I am taking a WikiBreak (Sep 22 2014). Most recent work, and todos:

  • Implemented tr_latin_matching() in Module:ar-translit. This transliterates from Latin to Arabic, given the equivalent possibly-unvocalized Arabic. Essentially, it matches the Latin transliteration to the Arabic and uses it to vocalize the Arabic (fill in vowel diacritics), to the extent it's not already vocalized. When vocalization fails, the page gets put into Category:Arabic terms where vowel insertion failed. There are currently 76 entries on this page, which should be fixed one by one. Note that implementing automatic vocalization of headwords will add many more to this category. If you edit Module:ar-translit, you can turn on errors, so that failed vocalization causes a module error. This can be temporarily useful to see exactly where in what word the failure is happening, since it will show both the word and the character and index in the word that can't be matched.
  • The failures are caused by various things and I try to fix them in Module:ar-translit as I encounter them. A failure that still exists is that sometimes the Arabic includes an 'i`rāb vowel but the transliteration doesn't. I handle -un by allowing "" as a match, but this seems less palatable for -a (in -ūna), -i (in -āti), -u (in diptotes, in place of -un). We need to special-case the end of the word and have a table just for it, with fallback to the regular table.
  • Currently automatic vocalization is implemented in {{ar-linkify-bold}} and places that call it, which means it handles plurals, feminines, etc. but not the main headword and not certain other places. We should create our own version of {{head}}, maybe {{ar-head}}, which uses {{ar-linkify-bold}}. It does not need to do the full features of {{head}}, just what is needed by {{ar-noun}}, {{ar-adj}}, {{ar-noun-head}}, {{ar-pos}}, etc. Probably there should also be an equivalent {{ar-linkify}} that doesn't boldface the Arabic but otherwise does the same thing as {{ar-linkify-bold}}; to implement this, use one underlying function (currently implemented in Lua in Module:ar-utilities) that implements both templates and takes a param boldlink=1 to specify bolding of the link (the Arabic) but not the transliteration, as {{ar-linkify-bold}} currently does.
  • Note there is also tr_latin_direct() in Module:ar-translit, which transliterates Latin to Arabic without the equivalent unvocalized text.
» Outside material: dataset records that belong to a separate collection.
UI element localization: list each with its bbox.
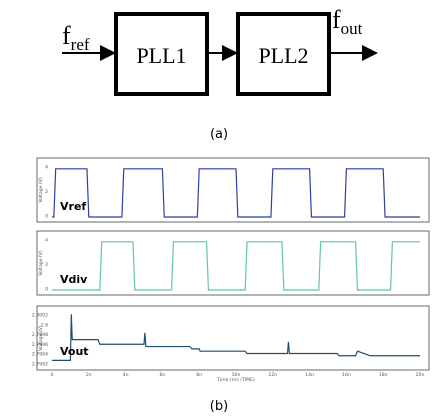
y-tick-label: 2.7998 (32, 332, 48, 338)
panel-vout: 2.8002 2.8 2.7998 2.7996 2.7994 2.7992 Voltage… (32, 305, 430, 383)
y-tick-label: 2.7996 (32, 342, 48, 348)
x-tick-label: 20n (416, 372, 425, 378)
y-tick-label: 2.8002 (32, 313, 48, 319)
y-tick-label: 2.8 (41, 322, 48, 328)
pll1-label: PLL1 (136, 43, 186, 68)
signal-label: Vref (60, 200, 86, 213)
signal-label: Vout (60, 345, 89, 358)
y-tick-label: 2 (45, 189, 48, 195)
trace-vref (52, 168, 420, 218)
x-tick-label: 12n (268, 372, 277, 378)
input-label: fref (62, 21, 90, 54)
y-tick-label: 0 (45, 214, 48, 220)
y-axis-label: Voltage (V) (38, 325, 44, 351)
pll2-label: PLL2 (258, 43, 308, 68)
y-tick-label: 2.7992 (32, 362, 48, 368)
panel-frame (36, 305, 430, 371)
caption-b: (b) (210, 399, 228, 414)
panel-frame (36, 157, 430, 223)
y-axis-label: Voltage (V) (38, 177, 44, 203)
x-tick-label: 4n (123, 372, 129, 378)
block-diagram: fref PLL1 PLL2 fout (a) (62, 5, 378, 142)
panel-frame (36, 230, 430, 296)
y-tick-label: 4 (45, 165, 48, 171)
x-tick-label: 0 (51, 372, 54, 378)
trace-vdiv (52, 241, 420, 291)
x-axis-label: Time (ns) (TIME) (216, 377, 255, 383)
x-tick-label: 14n (305, 372, 314, 378)
y-tick-label: 2.7994 (32, 352, 48, 358)
output-label: fout (332, 5, 363, 38)
x-tick-label: 8n (196, 372, 202, 378)
panel-vref: 4 2 0 Voltage (V) Vref (36, 157, 430, 223)
x-tick-label: 2n (86, 372, 92, 378)
x-tick-label: 10n (232, 372, 241, 378)
signal-label: Vdiv (60, 273, 88, 286)
y-axis-label: Voltage (V) (38, 250, 44, 276)
x-tick-label: 6n (159, 372, 165, 378)
y-tick-label: 2 (45, 262, 48, 268)
trace-vout (52, 314, 420, 361)
x-tick-label: 16n (342, 372, 351, 378)
caption-a: (a) (210, 127, 228, 142)
x-tick-label: 18n (379, 372, 388, 378)
y-tick-label: 4 (45, 238, 48, 244)
panel-vdiv: 4 2 0 Voltage (V) Vdiv (36, 230, 430, 296)
y-tick-label: 0 (45, 287, 48, 293)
At one point I considered allowing verbal nouns to be specified in Latin text and automatically transliterate them; this module could be helpful. Note that it needs some work (see comments in module).
  • It was mentioned above that sometimes the Arabic includes an 'i`rāb vowel but the transliteration doesn't. This applies in particular for nouns and adjectives. It could be implemented so that templates for nouns and adjectives leave off the 'i`rāb vowels.